There's something good about using the latest technology to locate things thousands of years old. I first figured I had to get a GPS unit after walking up and down Froggatt Edge in Derbyshire, knowing there was a stone circle only 100 yards away to the left, but could I find it - ha! Not even after walking a good mile up beyond where it was meant to be and backtracking...
Real Men and Women of course learned how to read maps properly in Scouts, the TA or similar enterprise, and can locate themselves to within three yards on an Ordnance Survey Pathfinder map in 15 seconds. If you're one of them then I salute your skill and you need no further information!
For the rest of us, who range from sometimes wondering which way up to hold the map and whether we didn't get the wrong sheet anyway, to those who are familiar with using maps but can't always pinpoint themselves in unfamiliar area, GPS comes to the rescue. An acronym for global positioning system GPS uses a network of satellites to fix your position on the Earth to within about 30m via a neat handheld unit about the size of a mobile phone. You get a representation of where you are and where you want to go on a small LCD screen, and you can see at a glance how far you have to go and in which direction.

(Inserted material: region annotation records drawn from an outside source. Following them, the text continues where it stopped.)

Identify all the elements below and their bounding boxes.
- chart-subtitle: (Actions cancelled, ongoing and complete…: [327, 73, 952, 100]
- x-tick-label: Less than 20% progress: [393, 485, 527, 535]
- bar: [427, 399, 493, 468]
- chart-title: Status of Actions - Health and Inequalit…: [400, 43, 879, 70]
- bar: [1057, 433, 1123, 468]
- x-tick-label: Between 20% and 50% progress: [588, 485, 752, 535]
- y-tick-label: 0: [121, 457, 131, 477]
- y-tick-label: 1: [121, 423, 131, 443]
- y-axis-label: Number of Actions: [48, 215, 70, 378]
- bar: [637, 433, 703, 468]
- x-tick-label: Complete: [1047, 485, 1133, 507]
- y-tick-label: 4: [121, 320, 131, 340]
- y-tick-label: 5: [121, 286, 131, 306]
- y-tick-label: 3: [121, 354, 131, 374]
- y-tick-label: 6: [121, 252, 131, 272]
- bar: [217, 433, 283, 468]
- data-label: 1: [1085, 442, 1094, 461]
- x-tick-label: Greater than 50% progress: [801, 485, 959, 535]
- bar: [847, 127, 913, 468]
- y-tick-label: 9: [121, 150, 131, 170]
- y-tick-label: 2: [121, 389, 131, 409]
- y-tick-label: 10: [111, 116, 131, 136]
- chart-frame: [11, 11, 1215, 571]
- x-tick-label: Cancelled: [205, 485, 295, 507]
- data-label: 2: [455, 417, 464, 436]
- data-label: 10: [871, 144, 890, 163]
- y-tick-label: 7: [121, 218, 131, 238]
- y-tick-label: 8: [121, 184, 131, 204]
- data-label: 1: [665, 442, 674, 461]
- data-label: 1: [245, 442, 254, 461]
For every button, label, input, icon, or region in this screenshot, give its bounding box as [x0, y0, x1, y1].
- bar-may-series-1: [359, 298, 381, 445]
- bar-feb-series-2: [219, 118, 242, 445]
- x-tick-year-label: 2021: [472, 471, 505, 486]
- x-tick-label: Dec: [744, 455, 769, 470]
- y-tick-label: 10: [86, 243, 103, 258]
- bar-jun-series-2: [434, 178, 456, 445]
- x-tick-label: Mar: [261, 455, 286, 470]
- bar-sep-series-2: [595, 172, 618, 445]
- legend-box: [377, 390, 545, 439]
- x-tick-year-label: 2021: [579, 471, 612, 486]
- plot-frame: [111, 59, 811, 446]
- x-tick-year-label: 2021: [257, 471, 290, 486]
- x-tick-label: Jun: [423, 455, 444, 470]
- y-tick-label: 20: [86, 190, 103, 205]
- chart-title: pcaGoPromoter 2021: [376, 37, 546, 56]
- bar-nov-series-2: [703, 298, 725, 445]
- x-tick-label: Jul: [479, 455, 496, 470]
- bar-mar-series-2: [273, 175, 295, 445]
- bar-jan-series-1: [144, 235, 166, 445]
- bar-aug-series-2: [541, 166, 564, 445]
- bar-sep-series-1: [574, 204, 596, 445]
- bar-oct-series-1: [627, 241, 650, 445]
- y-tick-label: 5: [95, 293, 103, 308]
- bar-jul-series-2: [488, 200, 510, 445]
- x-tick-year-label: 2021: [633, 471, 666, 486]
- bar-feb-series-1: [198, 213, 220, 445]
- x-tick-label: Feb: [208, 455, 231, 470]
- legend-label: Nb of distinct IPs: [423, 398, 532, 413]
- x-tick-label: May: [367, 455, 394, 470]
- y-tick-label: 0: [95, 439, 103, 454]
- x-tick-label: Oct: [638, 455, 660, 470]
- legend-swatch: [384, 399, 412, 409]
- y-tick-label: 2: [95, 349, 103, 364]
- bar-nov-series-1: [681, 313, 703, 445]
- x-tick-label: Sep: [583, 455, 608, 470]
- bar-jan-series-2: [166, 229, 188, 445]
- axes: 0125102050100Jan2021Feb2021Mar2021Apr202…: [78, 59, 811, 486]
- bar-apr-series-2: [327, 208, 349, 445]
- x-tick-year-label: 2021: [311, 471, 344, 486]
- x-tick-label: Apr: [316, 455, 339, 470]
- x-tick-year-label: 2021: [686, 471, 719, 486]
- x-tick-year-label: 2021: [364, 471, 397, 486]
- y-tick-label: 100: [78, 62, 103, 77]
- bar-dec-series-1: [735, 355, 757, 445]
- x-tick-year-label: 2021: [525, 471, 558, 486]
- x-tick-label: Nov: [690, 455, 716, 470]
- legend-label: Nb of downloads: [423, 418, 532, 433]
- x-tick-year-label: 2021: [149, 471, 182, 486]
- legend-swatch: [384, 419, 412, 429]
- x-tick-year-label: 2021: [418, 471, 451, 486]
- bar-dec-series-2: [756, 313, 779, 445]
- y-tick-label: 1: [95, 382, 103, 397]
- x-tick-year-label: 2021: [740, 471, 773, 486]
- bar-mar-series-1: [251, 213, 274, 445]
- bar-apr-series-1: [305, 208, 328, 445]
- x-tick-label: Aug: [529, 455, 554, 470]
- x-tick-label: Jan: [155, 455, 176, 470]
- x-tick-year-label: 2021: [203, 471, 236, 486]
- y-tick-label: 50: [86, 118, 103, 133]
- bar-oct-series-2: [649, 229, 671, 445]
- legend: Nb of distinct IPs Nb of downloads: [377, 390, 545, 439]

You don't need GPS to find Stonehenge, and many sites are listed in excellent guides like Aubrey Burl's Stone Circles of Britain with directions of how to get there. Armed with those instructions you can find the vast majority of sites. In featureless terrain like moorland or some areas of Scotland, dense forests and other locations where getting your bearings is difficult, knowing that you are within 30m of a site saves a lot of graft :-) Naturally in that sort of area you aren't going to rely on GPS as your only means of navigation, since if you drop it on a rock or the batteries run down you can wind up a long way from home and no real idea of how to get back there. But as a stonefinder GPS is just great.
The GPS knows where where you want to go since you keyed in the information - either via the front panel which is usually time-consuming, or with a PC and uploading it to the device. It natively thinks in terms of latitude and longitude, though many can be adjusted to display national grid references which is what you will find on maps. National Grid references are far more user-friendly on the ground - they line up with the map, and the scale east-west and north-east is the same, whereas in the UK one degree of latitude takes you further than one degree of longitude. However, if lat, long is what your GPS wants to know, then that's what you will have to give it. GPS programs are not particularly tolerant of lots of extraneous information like the notes here - they really want the data in "just the facts ma'am" format. That's what the GPS search form is for. If you use that search on Druid, you will get a listing like
Latitude Longitude Site 52.575913, -3.025700, Druid Castle 54.082511, -2.077966, Druid's Altar 55.707318, -5.733125, Druid's Stone 54.155855, -3.084278, Druid's Temple 53.252746, -3.914317, Druids Circle 56.465767, -3.423534, Druids Seat 57.248242, -2.699413, Druidsfield 57.289001, -2.637135, Druidstone 57.449445, -4.191605, Druidtemple
which is just right for importing into a GPS program - just kill off the header Latitude etc, with a text editor like Notepad, save the rest as a text file and import this into your GPS program as a comma separated value or CSV file. It is possible that your software wants the name first, then lat and long, in which case you will have to use a spreadsheet to swap the columns round.